Ethics seems to involve

  • Context – events and framings, what provokes the debate, how the events are understood.
  • Cosmology – how the world works and what ethics, or legitimacy/delegitimacy delivers.
  • Custom and habit – what is done gains ethical force, and ethical legitimacy, up to a point.
  • Doing what other people that a person identifies with, or whose category they are put into, may do… Do what others do.
  • Political relations between groups – social category theory makes predictions here
  • Justification or criticism of what people are doing. Often justification can apply to oneself and one’s group, and criciticism to those in outgroups. The aim can be to persuade people ‘you’ have behaved legitimately, or that ‘others’ have not.
  • Enforcement – ultimate resolution of debate by force, or threat of force, or punishment
  • Exclusion – of some people from ethical debate, by saying they are inadequate etc., eg it seems common to allege young children, slaves or people not of the same monotheistic religion, are not capable of ethics or of deciding whether a thing/process is legitimate.

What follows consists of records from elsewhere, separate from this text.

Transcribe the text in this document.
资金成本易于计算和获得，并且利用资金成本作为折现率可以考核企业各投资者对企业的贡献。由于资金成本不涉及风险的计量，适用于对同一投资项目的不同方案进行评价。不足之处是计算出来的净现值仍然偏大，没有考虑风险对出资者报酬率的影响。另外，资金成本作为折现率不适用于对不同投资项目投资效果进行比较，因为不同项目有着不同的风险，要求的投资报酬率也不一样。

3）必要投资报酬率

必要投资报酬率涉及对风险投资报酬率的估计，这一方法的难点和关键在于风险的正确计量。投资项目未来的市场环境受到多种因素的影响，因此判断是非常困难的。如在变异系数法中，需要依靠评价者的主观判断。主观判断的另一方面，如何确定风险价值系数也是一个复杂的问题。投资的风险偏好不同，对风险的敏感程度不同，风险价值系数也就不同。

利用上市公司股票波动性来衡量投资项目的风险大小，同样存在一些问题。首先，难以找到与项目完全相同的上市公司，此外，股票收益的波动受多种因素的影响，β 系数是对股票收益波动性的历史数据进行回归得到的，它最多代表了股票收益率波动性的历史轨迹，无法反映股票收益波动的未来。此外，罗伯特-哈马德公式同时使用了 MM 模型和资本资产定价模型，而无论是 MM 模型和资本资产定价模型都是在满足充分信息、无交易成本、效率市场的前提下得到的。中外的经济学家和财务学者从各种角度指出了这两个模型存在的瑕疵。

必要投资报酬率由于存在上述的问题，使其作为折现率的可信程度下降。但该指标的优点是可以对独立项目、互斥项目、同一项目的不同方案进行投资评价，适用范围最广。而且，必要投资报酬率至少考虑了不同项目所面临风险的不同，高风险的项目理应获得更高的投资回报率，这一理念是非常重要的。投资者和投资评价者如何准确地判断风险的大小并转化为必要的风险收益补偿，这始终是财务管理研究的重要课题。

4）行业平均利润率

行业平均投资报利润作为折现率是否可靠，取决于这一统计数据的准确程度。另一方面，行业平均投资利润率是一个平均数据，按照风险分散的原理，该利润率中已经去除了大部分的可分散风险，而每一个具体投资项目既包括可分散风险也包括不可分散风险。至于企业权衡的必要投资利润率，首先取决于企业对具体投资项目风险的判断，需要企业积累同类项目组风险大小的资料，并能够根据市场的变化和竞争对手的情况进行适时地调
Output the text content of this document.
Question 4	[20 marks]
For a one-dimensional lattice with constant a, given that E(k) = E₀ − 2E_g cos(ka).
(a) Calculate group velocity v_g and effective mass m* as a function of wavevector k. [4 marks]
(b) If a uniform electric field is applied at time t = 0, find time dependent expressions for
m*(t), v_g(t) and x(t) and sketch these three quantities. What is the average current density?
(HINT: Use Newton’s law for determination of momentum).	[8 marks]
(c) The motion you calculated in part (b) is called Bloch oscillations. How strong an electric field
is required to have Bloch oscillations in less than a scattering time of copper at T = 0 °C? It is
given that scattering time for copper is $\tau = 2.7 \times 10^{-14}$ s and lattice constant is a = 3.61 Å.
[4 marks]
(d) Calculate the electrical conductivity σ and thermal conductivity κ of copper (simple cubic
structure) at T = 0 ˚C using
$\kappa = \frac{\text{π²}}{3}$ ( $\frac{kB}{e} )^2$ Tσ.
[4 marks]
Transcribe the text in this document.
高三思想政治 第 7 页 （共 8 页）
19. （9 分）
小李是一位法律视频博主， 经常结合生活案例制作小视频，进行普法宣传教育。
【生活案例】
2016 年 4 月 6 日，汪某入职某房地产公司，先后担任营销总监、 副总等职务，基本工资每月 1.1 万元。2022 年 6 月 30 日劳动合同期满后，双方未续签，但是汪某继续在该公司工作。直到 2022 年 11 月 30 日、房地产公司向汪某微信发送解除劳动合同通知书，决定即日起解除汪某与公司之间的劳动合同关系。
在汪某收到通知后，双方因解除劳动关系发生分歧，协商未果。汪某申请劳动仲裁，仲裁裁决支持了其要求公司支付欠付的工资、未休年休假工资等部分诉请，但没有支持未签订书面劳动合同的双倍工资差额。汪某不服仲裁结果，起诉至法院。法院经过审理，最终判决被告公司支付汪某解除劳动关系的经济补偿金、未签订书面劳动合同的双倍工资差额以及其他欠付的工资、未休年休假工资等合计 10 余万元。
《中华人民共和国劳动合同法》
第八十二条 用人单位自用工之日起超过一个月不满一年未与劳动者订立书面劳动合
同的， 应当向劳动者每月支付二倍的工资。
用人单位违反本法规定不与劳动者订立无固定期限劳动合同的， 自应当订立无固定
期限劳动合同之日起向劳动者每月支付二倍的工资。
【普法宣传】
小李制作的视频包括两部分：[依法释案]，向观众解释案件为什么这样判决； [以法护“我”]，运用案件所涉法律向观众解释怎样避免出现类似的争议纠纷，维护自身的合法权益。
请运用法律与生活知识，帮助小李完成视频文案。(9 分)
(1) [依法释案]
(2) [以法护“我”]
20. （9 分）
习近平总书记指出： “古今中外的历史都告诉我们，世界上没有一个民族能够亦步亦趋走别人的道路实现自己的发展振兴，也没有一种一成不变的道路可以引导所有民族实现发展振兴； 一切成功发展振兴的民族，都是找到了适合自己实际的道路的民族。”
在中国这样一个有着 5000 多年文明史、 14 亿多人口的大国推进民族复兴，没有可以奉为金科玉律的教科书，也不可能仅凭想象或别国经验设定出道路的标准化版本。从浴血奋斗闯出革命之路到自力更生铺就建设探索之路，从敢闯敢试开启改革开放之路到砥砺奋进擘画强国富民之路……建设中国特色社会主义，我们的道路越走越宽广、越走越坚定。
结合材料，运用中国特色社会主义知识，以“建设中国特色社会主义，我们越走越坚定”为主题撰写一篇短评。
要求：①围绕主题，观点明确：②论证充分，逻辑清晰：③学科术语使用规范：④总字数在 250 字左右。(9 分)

These factors also appear to affect legitimacy: they can be called ‘framings’ or ‘contexts’ for the struggle.

Legitimacy/delegitimacy: Support, Acceptance, Indifference and Rejection for a thing/process

When we talk about the adjective of Legitimacy we may also be talking about several things, that compose it, apart from ethics.

For example: Active Support, Passive Support, Acceptance, Indifference, Reluctance, Active Hostility and Rejection (you can reject something without being actively hostile to it)

I propose to replace the single legitimation-delegitimation continuum, with two intersecting continuums:

  • Support – Rejection
  • Acceptance – Active Hostility

The central point can be called ‘Reluctance’ or Indifference

This graph allows us to specify that ‘legitimacy’ may involve acceptance and indifference, as much as it involves support. The graph could help prevent people from thinking legitimacy is just one thing. We could guesstimate plotting places for various different groups, to give some idea of the social complexity around a thing/processes’ legitimacy levels, and investigate (and possibly predict) what alliances are possible.

It also suggests a range of paths of transition towards support or towards rejection. Some of this can involve belief about legitimacy, but some of it does not – it may involve a disposition or a set of habits.

Indifference does not have to be on the path to rejection or support. Indifference can theoretically translate into either tacit acceptance or tacit rejection, so it may be less useful to replace this with a single continuum of Support / acceptance / indifference / rejection.

We realise that cumulative small events can trigger instability in the legitimation system, and alter it significantly. The question may be to find those causes of equilibrium stress.